Следом кем-то посылается дневничок покойного и кое-какие реликвии. Было и чье-то письмо, извещавшее, что Василий Семенович, перенеся в своей “мурье” тяжелый тиф, уже поправлялся, но был еще очень слаб. Темный денщик его, из казаков, принес ему ковш местного вина и убедил выпить для подкрепления сил. Томимый жаждой, он выпил его не отрываясь. Подорванное долгой борьбой с высокой температурой сердце остановилось.
Отслужили заупокойную обедню, панихиды. Переслали матери реликвии и дневничок усопшего. Жизнь потекла дальше. Но дневничок исполнил гневом старшего брата. В Киев полетели письма, полные ожесточения. Убитая горем мать просит смирить гнев [Письмо М. П. Лесковой к Н. С. Лескову от 31 января 1873 г. — Арх. А. Н. Лескова.]. Желчь не утишается. При одной из новых, несколько лет спустя разыгравшихся вспышек, вылившейся, должно быть, в особо беспощадных отзывах о покойном, мать не выдерживает.
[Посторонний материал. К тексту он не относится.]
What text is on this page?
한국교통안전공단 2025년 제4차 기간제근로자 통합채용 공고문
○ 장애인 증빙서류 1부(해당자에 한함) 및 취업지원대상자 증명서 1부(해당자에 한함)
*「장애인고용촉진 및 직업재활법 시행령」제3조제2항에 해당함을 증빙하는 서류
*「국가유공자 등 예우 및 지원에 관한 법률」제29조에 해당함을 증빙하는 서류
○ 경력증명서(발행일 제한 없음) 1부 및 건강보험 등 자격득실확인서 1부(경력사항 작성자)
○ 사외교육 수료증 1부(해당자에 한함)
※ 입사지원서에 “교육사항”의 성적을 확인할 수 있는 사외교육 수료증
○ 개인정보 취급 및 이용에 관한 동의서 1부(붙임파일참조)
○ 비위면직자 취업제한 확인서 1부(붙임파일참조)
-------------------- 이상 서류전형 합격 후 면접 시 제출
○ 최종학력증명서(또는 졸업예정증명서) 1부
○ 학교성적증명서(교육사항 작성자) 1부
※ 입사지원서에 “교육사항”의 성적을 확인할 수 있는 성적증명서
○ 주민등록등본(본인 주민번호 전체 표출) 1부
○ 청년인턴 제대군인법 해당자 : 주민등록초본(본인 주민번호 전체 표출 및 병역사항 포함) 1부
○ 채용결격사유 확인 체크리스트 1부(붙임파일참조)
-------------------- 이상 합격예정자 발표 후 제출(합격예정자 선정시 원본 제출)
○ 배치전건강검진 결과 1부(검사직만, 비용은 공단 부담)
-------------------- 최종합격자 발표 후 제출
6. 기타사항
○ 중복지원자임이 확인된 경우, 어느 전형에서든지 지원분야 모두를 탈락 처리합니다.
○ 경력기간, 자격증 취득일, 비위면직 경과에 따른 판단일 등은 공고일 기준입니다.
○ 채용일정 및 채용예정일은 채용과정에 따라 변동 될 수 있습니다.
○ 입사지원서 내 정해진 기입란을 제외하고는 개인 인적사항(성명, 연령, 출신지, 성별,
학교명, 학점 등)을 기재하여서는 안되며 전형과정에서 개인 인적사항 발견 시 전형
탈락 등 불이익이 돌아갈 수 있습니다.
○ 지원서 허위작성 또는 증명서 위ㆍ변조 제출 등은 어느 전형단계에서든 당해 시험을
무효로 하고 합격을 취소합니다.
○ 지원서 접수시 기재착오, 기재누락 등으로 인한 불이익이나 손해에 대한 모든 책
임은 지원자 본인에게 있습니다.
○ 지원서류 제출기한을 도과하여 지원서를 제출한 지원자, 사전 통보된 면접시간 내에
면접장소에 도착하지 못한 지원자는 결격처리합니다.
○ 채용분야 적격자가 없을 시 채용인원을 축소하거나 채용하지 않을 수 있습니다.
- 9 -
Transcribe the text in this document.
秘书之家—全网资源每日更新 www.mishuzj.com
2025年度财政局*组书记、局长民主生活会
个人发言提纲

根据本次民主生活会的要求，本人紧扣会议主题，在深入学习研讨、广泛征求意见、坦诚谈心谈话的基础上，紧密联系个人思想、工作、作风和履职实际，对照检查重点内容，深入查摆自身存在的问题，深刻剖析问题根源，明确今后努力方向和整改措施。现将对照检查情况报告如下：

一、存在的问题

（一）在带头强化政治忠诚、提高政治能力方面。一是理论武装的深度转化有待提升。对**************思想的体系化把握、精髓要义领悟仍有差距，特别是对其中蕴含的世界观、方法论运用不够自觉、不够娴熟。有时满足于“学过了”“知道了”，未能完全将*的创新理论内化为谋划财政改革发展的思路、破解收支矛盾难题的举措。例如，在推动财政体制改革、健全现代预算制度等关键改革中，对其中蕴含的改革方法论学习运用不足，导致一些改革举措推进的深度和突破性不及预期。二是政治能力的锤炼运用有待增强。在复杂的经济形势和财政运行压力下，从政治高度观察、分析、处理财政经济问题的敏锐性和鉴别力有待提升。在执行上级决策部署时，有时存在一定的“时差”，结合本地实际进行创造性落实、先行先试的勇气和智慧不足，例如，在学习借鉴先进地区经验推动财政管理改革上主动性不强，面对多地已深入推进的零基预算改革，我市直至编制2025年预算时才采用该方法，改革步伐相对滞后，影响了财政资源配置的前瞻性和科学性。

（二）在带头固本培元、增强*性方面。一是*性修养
“Вчера, — пишет она в Петербург гневливому сыну, — получила я, конечно от тебя, книжку (Аз есмъ, не бойтеся). Большое спасибо тебе за внимание. Говорю тебе откровенно, что все эти назидательные книги приносят мне много отрады. Имела от тебя я два письма. Сознаю все невежество долгого ответа, но, как сыну, которого очень люблю, болею за него, молюсь о облегчении его нужды, скажу: тяжел, очень тяжел мне ответ на них сказать. Попрошу, как милости, не тронь прах, мне так дорогой, больной, милый. Я все знаю хорошо: отъезд, жизнь [в] П[етербурге], отправку в Ташкент. Знаю по слуху, соображению собственному и по его же дневнику. Упокой его господь, не щадил себя, за то много и претерпел. Всего досталось: унижения, пренебрежения, нужды, тоски, одиночества. Молюсь, да облегчит господь его страдания. Он был вреден собственно себе. Мать любил. И, кроме своей слабости, которая была не в его власти, ничем не оскорбил. К родным всегда добр, услужлив, внимателен. Пусть почиет прах его покойно. Не говори мне об нем. Не растравляй ран едва-едва затягивающихся, что каждое противное средство возобновляет боль и надолго. Прости за откровенность и исполни мою просьбу” [Письмо М. П. Лесковой к Н. С. Лескову от 24 мая 1877 г. — Арх. А. Н. Лескова.].
Старуха, наконец, освобождается от осудительных упоминаний об ее любимце. Но — только она одна. Это найдет себе подтверждение в дальнейшем развертывании семейной хроники.
ГЛАВА 7. ДРОН
На старости я сызнова живу,
Минувшее проходит предо мною.
Мне нет пяти лет.
Позднее утро. Беспечно сижу в материнском “будуаре” у залитого солнцем окна на Фурштатскую. Целиком поглощен расстановкой на подоконнике оловянных солдатиков. Колеблюсь — произвести ли им великолепный парад или ввергнуть их в кровопролитное сражение?